There have been some reports of increased serum LRG in cancer patients, but few have mentioned LRG sugar-chain alterations. Aberrant glycosylation has been observed in serum glycoproteins of cancer patients. Increased α1–3/4 fucosylation (Lewis X/A) of highly branched N-glycans has been identified in liver and lung cancer [22]. There has also been a report of an association of aberrant glycosylation with promotion of cancer metastasis [36]. LRG–FTG might thus be involved in not only cancer development, but also cancer metastasis.
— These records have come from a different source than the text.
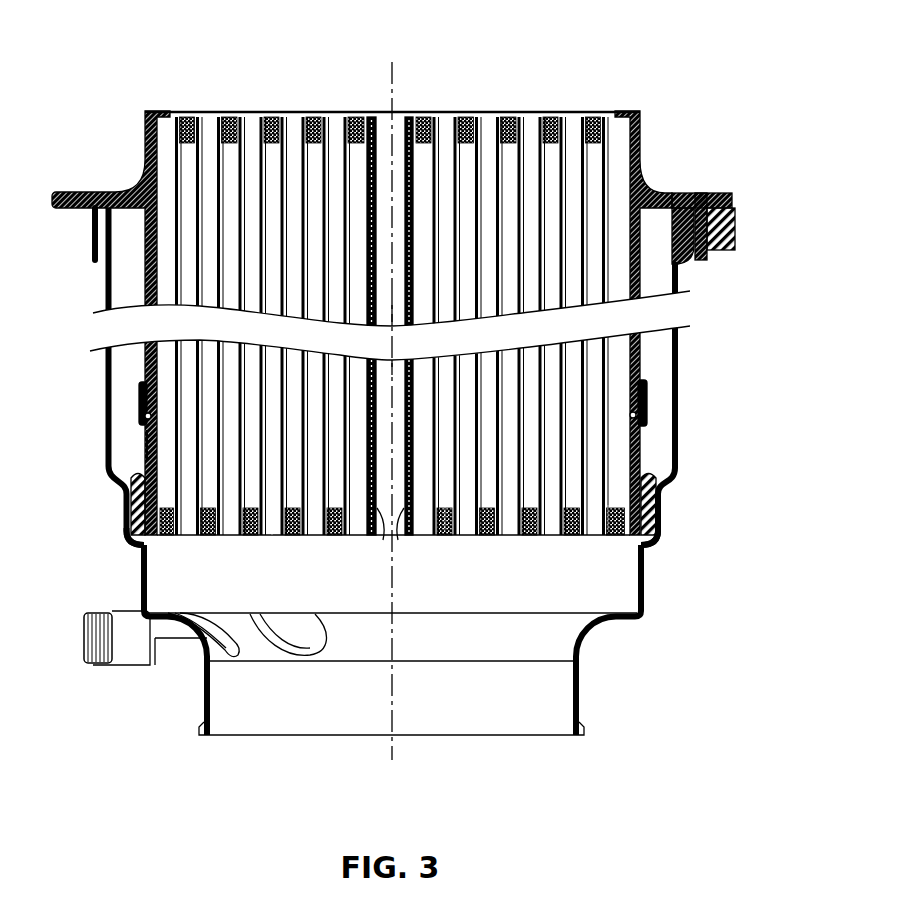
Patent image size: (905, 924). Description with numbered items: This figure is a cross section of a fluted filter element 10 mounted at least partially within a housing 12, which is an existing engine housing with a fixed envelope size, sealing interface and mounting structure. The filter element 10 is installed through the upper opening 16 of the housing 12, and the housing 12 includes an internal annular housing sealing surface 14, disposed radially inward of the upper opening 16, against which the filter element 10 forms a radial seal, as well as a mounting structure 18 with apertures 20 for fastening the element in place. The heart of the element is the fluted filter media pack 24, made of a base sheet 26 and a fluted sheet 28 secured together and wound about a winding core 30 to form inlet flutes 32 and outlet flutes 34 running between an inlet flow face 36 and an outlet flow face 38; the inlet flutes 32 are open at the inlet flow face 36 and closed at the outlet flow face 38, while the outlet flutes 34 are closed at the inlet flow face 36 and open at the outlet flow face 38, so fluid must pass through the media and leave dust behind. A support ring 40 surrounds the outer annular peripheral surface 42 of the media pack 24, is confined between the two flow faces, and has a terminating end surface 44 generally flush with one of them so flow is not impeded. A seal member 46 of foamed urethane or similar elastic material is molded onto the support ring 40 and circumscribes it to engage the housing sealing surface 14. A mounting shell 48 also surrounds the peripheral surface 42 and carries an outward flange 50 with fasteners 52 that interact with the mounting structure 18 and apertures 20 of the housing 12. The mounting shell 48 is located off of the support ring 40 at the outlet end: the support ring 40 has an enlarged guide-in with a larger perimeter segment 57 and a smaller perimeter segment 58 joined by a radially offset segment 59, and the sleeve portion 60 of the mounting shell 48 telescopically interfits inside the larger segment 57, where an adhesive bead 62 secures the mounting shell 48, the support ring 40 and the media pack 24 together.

The fluted filter element 10 is at (585, 100).
The housing 12 is at (660, 613).
The housing sealing surface 14 is at (651, 544).
The upper opening 16 is at (656, 192).
The mounting structure 18 is at (718, 236).
The apertures 20 is at (706, 255).
The fluted filter media pack 24 is at (446, 123).
The base sheet 26 is at (322, 128).
The fluted sheet 28 is at (306, 128).
The winding core 30 is at (377, 508).
The inlet flutes 32 is at (207, 150).
The outlet flutes 34 is at (190, 508).
The inlet flow face 36 is at (492, 113).
The outlet flow face 38 is at (272, 537).
The support ring 40 is at (608, 503).
The outer annular peripheral surface 42 is at (156, 342).
The terminating end surface 44 is at (141, 554).
The seal member 46 is at (645, 498).
The mounting shell 48 is at (641, 283).
The outward flange 50 is at (672, 228).
The fasteners 52 is at (700, 196).
The larger perimeter segment 57 is at (143, 393).
The smaller perimeter segment 58 is at (147, 446).
The radially offset segment 59 is at (120, 413).
The sleeve portion 60 is at (641, 357).
The adhesive bead 62 is at (640, 413).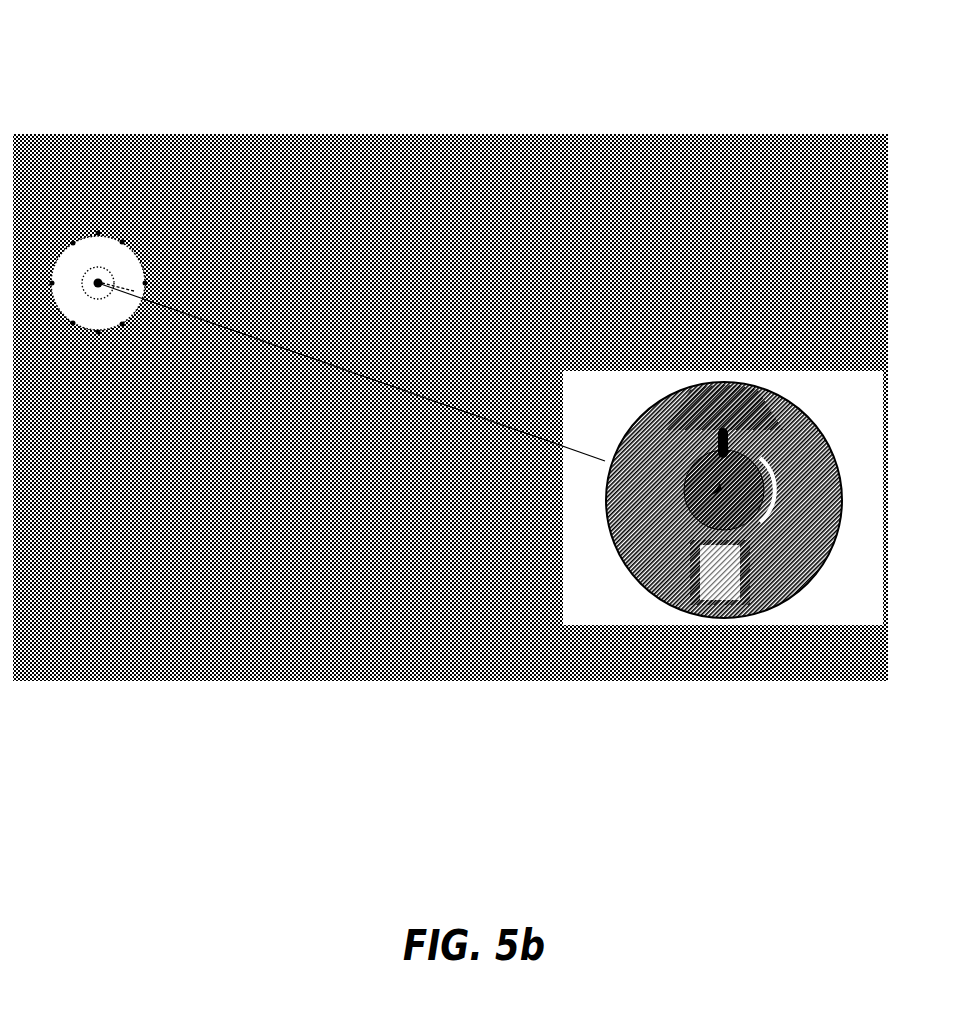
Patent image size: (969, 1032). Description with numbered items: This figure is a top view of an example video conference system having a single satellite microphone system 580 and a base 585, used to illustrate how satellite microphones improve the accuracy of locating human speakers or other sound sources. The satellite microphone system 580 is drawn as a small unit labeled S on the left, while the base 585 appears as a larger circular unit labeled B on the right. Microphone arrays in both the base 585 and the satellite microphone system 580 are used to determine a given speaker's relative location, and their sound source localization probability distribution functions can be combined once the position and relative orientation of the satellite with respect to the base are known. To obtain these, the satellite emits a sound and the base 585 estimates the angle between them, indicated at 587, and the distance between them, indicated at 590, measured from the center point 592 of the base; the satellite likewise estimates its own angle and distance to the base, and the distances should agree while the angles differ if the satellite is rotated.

The satellite microphone system 580 is at (97, 230).
The base 585 is at (700, 627).
The angle theta_BS between source and body 587 is at (124, 252).
The distance d_BS between body and source 590 is at (415, 361).
The center point of body B 592 is at (735, 493).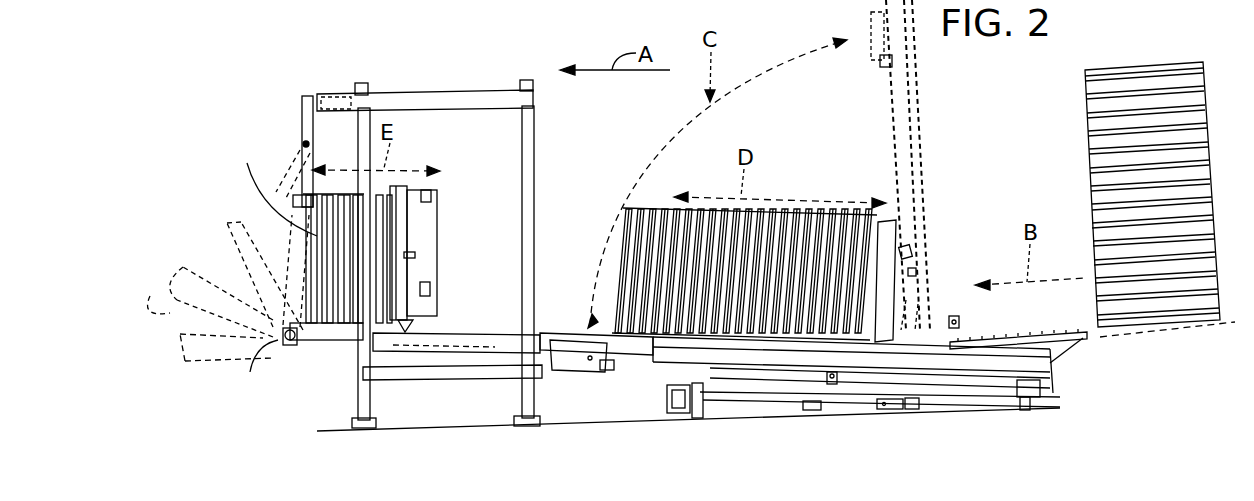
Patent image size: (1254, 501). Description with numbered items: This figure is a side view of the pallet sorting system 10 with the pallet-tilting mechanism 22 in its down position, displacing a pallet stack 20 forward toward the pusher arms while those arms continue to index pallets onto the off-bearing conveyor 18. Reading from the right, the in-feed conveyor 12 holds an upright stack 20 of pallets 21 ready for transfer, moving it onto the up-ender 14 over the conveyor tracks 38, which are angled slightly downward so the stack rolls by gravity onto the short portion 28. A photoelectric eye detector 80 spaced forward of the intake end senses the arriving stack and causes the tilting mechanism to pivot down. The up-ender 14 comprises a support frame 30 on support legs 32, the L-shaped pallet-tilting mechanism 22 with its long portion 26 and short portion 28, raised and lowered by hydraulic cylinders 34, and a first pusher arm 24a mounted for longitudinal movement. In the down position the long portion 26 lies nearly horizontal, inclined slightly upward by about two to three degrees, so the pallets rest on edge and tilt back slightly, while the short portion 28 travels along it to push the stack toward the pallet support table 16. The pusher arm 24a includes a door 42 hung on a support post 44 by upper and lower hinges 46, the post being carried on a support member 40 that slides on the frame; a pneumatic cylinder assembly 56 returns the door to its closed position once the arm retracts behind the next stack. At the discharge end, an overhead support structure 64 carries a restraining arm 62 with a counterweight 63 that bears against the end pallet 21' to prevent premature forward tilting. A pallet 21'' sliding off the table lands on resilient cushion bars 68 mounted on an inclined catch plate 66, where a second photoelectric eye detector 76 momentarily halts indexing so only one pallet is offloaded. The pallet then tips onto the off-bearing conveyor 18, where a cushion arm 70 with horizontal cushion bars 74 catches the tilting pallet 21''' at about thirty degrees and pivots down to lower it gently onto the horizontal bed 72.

Sandanayake et al. proposed that the combination of serum LRG, CA19–9, and interleukin-6 was an effective marker, able to distinguish biliary tract cancer from benign biliary disease, which is difficult using CA19–9 alone [37]. This indicates that using multiple markers that combine several characteristic proteins or sugar chains, rather than single markers, could improve the accuracy of diagnosis. The US Food and Drug Association has recently approved a panel of biomarkers to aid in the diagnosis of ovarian cancer prior to surgery [38], the combination of several biomarkers would be used for various cancers. To develop LRG-FTG marker as a clinical test, two approaches can be considered. One is to develop a lectin-antibody sandwich assay, and the other is to simplify LC-MS method. A lectin-antibody sandwich assay is superior in terms of test cost, however, the low specificity of lectins (recognition of a target sugar chain) remains challenging. On the other hand, LC-MS has prevented its clinical use due to its low-throughput, however, ultra-high performance liquid chromatography technique dramatically improved its performance, and its clinical use is now insight.

Conclusion

Serum LRG–FTG was significantly elevated in CRC patients compared with healthy volunteers, and its accuracy as a CRC tumor marker was equal to that of CEA. Moreover, combined with CEA, it had an excellent profile. LRG–FTG values corresponded well with treatment outcome for the patients with PD. LRG–FTG is expected to be an alternative marker for diagnosis of CRC, however further validation beyond this initial exploratory cohort is warranted.